A Igreja tudo tem de Cristo – a unidade, a universalidade, a santidade, a invencibilidade.
Cristo e a Igreja são termos conversíveis. A Igreja é o próprio Cristo.
O Cristo na Igreja e a Igreja no Cristo é um mistério só. O mistério do amor.

quarta-feira, 25 de fevereiro de 2009

Convertei-vos e mudai a vossa vida - Quarta-feira de Cinzas


“Convertei-vos e mudai a vossa vida.
Renovai-vos de espírito e coração!”

Hoje, a Igreja inicia um novo Tempo Litúrgico na sua vida: a Quaresma! Esse Tempo lembra os 40 anos que o Povo de Israel caminhou pelo deserto.

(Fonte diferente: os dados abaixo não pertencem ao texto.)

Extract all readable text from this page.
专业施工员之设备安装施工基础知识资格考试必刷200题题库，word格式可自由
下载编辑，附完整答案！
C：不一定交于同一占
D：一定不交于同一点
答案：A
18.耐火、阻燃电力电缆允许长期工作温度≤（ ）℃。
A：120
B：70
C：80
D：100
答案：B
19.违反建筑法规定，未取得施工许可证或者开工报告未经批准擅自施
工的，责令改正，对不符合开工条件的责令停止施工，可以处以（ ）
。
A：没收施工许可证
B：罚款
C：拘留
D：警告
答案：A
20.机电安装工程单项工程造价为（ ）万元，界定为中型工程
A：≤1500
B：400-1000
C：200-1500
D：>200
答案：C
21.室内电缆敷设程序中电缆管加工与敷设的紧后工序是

Lembra os 40 dias que o Senhor Jesus passou em jejum e oração. A cor litúrgica passa a ser o roxo, convidando-nos à penitência. Para a vida da Igreja no Brasil, a Quarta-Feira de Cinzas marca o início de outro acontecimento importante: a Campanha da Fraternidade (tema: Fraternidade e Segurança Pública; e lema: “A Paz é Fruto da Justiça” (Is 32,17)).
Na Celebração de hoje, a Palavra de Deus nos convida a iniciar um caminho de conversão, de mudança radical de vida e atitudes.
No Evangelho (Mt 6,1-6.16-18), que tem como temas a esmola, a oração e o jejum, o Senhor recomenda aos seus discípulos com estas palavras: “Guardai-vos de praticar a vossa justiça diante dos homens para serdes vistos por eles” (Mt 6,1). Jesus quer dizer que o que verdadeiramente importa é aquilo que fazemos por amor a Deus e não para que as pessoas vejam simplesmente. A piedade que agrada a Deus é aquela que brota do mais profundo do nosso ser, que nos transforma em homens novos e melhores. As práticas espirituais que agradam a Deus não são aquelas que nos escravizam, mas aquelas que nos libertam e geram vida para os outros. No livro do profeta Isaías, o próprio Deus diz: “Por acaso não consiste nisso o jejum que escolhi: em romper os grilhões da iniqüidade, em soltar as ataduras do jugo e pôr em liberdade os oprimidos e despedaçar todo o jugo? Não consiste em repartir o teu pão com o faminto, em recolheres em tua casa os pobres desabrigados, em vestires aquele que vês nu e em não te esconderes daquele que é tua carne?” (58, 6-7). Por isso, todo o nosso esforço espiritual feito no Tempo da Quaresma nos leva a se comprometer com o sofrimento do próximo. O cristão se torna solidário com aqueles que nada têm para comer, com os marginalizados, com os oprimidos. O cristão é chamado a levar vida nova para essas pessoas.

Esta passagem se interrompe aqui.